Hot Homes also acted as a step up on internal collaboration within TBIJ, involving the global health, environment and Bureau Local teams, with Breen crediting it for “agility, adaptability, deepening our subject specialism and working in a more intersectional world”.

This was followed this year by Trans+ Voices aiming to discover the impact of political discourse on trans and non-binary communities including through listening events held in partnership with trans-led organisations.

Breen said they wanted to find out “what would an investigation look like if you went, built trust within a certain community, understood from them what they wanted to investigate, commissioned through their lens, newsgathered through their lens, storytold through their lens, and essentially came out with the same sort of product, which is an investigation that is relevant to wider audiences, but was more inclusive, was more diverse, arguably felt more relevant to some of those communities”.

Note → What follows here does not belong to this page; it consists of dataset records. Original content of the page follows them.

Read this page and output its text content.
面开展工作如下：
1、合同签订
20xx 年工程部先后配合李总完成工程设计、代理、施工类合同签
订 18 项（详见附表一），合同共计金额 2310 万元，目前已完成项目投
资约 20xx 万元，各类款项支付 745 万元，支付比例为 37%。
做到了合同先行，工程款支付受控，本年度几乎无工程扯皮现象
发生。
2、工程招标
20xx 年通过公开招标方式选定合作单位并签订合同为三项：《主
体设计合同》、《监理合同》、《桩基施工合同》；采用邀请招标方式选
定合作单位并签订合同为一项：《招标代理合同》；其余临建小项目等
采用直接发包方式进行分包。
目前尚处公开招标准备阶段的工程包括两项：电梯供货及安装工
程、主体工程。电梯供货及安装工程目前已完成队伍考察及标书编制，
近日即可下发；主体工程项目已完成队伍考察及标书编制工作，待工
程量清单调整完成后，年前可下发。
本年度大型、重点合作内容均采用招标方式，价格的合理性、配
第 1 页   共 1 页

Breen connected this aim to her own background, which she described as being working class raised by a single parent in North London with free school meals – as well as being a woman of colour.

“I’ve come through a non-traditional route, I feel a non-traditional candidate in journalism anyway, let alone a position of leadership,” Breen said. “And understanding that you can still inspire, motivate, inform, have a publisher-audience relationship with anybody if you invest a bit of time in getting to know them, so building a community, was really important to me.”

Before joining TBIJ, Breen was head of North of England for the BBC and previously head of news at 5 Live. She made the switch away from the daily news agenda to longer-form deep dive journalism – but keeping the public service ethos of the BBC – in part because she felt there is “little space” for work holding people to account and understanding policy. “Everything feels quite short-termism.”

This similarly is a reason she feels TBIJ will survive the age of generative AI: because its work “is so human-led and meticulous and deep and long, and we’re not informed by a daily news agenda. I would argue that the value of our work has increased over time. There are not a huge amount of people doing what we do.”